PollyBee

Country Girl

Thursday 20 September 2007

Polly Goes to London Again

. . . and sees no more than perhaps 50 animals in the fields between Swindon and London, largely only one lovely mixed herd just to the east of Cholsey.

Apart from some crows in a stubble field, that is all the life I saw in, say, 80 miles of farmland. It is so sad that we are now looking out on agricultural deserts everywhere. There are all sorts of campaigns to try to help British farming. I myself have never been that much into any farming that isn't organic, but now it's getting so bad that I reckon we ought to help everyone. You can read all about this in Country Living magazine -- the magazine for countrified yummy mummies everywhere. I keep meaning to cancel my order for it as I don't think I can stand one more inch of Kath Kidson, but then they come up with a good page like this in the current issue:
http://www.countryliving.co.uk/index.php/v1/No_cows_=_no_countryside

There might be some good news soon though:
http://www.southdownscampaign.org.uk/main.htm. PLEASE sign the petition. It takes half a minute.

Anyway, I got to London and was making my way through the trendy East End and despairing again. I remember Spitalfields Market when it was real and decrepit and endlessly exciting. Now think 'Covent Garden', i.e., finished. Yuppified. Done for. Done up. Tourist trap. Raking in the millions for the council, and so on. To be avoided at all costs.

'Can't anyone leave anything alone?' I thought.

Add to this the piles of conspicuous waste rubbish, unsorted and ready for landfill that I saw on every corner, in the very part of London that is full of young people and who ought to be the most ecologically concerned.
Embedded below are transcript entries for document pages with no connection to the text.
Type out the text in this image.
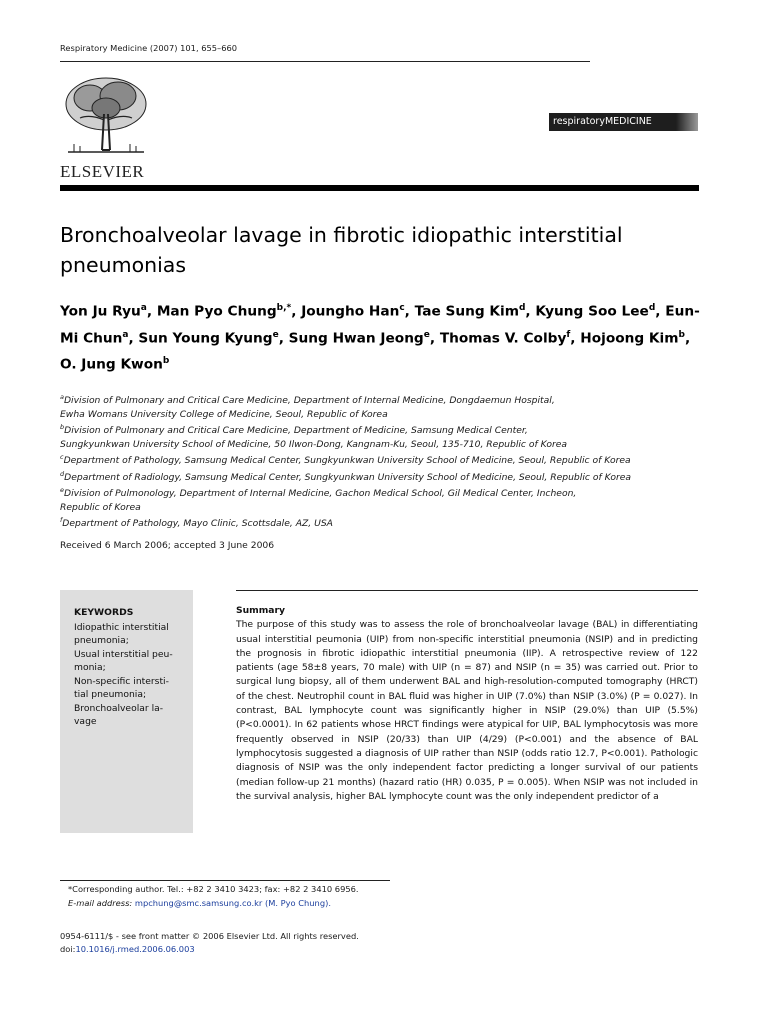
Respiratory Medicine (2007) 101, 655–660
ELSEVIER
respiratoryMEDICINE
Bronchoalveolar lavage in fibrotic idiopathic interstitial pneumonias
Yon Ju Ryu$^a$, Man Pyo Chung$^{b,*}$, Joungho Han$^c$, Tae Sung Kim$^d$, Kyung Soo Lee$^d$, Eun-Mi Chun$^a$, Sun Young Kyung$^e$, Sung Hwan Jeong$^e$, Thomas V. Colby$^f$, Hojoong Kim$^b$, O. Jung Kwon$^b$

$^a$Division of Pulmonary and Critical Care Medicine, Department of Internal Medicine, Dongdaemun Hospital,

Ewha Womans University College of Medicine, Seoul, Republic of Korea

$^b$Division of Pulmonary and Critical Care Medicine, Department of Medicine, Samsung Medical Center,

Sungkyunkwan University School of Medicine, 50 Ilwon-Dong, Kangnam-Ku, Seoul, 135-710, Republic of Korea

$^c$Department of Pathology, Samsung Medical Center, Sungkyunkwan University School of Medicine, Seoul, Republic of Korea

$^d$Department of Radiology, Samsung Medical Center, Sungkyunkwan University School of Medicine, Seoul, Republic of Korea

$^e$Division of Pulmonology, Department of Internal Medicine, Gachon Medical School, Gil Medical Center, Incheon,

Republic of Korea

$^f$Department of Pathology, Mayo Clinic, Scottsdale, AZ, USA

Received 6 March 2006; accepted 3 June 2006
KEYWORDS
Idiopathic interstitial
pneumonia;
Usual interstitial peu-
monia;
Non-specific intersti-
tial pneumonia;
Bronchoalveolar la-
vage
Summary

The purpose of this study was to assess the role of bronchoalveolar lavage (BAL) in differentiating usual interstitial peumonia (UIP) from non-specific interstitial pneumonia (NSIP) and in predicting the prognosis in fibrotic idiopathic interstitial pneumonia (IIP). A retrospective review of 122 patients (age 58±8 years, 70 male) with UIP (n = 87) and NSIP (n = 35) was carried out. Prior to surgical lung biopsy, all of them underwent BAL and high-resolution-computed tomography (HRCT) of the chest. Neutrophil count in BAL fluid was higher in UIP (7.0%) than NSIP (3.0%) (P = 0.027). In contrast, BAL lymphocyte count was significantly higher in NSIP (29.0%) than UIP (5.5%) (P<0.0001). In 62 patients whose HRCT findings were atypical for UIP, BAL lymphocytosis was more frequently observed in NSIP (20/33) than UIP (4/29) (P<0.001) and the absence of BAL lymphocytosis suggested a diagnosis of UIP rather than NSIP (odds ratio 12.7, P<0.001). Pathologic diagnosis of NSIP was the only independent factor predicting a longer survival of our patients (median follow-up 21 months) (hazard ratio (HR) 0.035, P = 0.005). When NSIP was not included in the survival analysis, higher BAL lymphocyte count was the only independent predictor of a

*Corresponding author. Tel.: +82 2 3410 3423; fax: +82 2 3410 6956.
E-mail address: mpchung@smc.samsung.co.kr (M. Pyo Chung).
0954-6111/$ - see front matter © 2006 Elsevier Ltd. All rights reserved.
doi:10.1016/j.rmed.2006.06.003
I then had a vision of what seemed to me the only way to live: as the Plains Indians used to -- very close to the grass; in their tepees; close to their babies, their food; using the tribe as their only unit of life and safety; leaving no footprint on the earth. I told this to a friend who reminded me that that's exactly how Mattie is living (see The Call of the Bittern?! (2)) and how nice is that! But oh there are so few doing it. Only the convoy types and the clever people who can actually live communally or get into alternative technology. But today I never got closer to giving up everything to do it myself.

But then, later, oh how easy it was to get some cash from the hole in the wall. Seconds it took. What fun it was to clamp my Oyster card onto the Tube barrier, to jump onto that fast train and speed past the lights of the Home Counties, eating the best sarnie in the world and reading my best book of the year. Hey, I wish someone would actually read this blog and ask me what that book might be.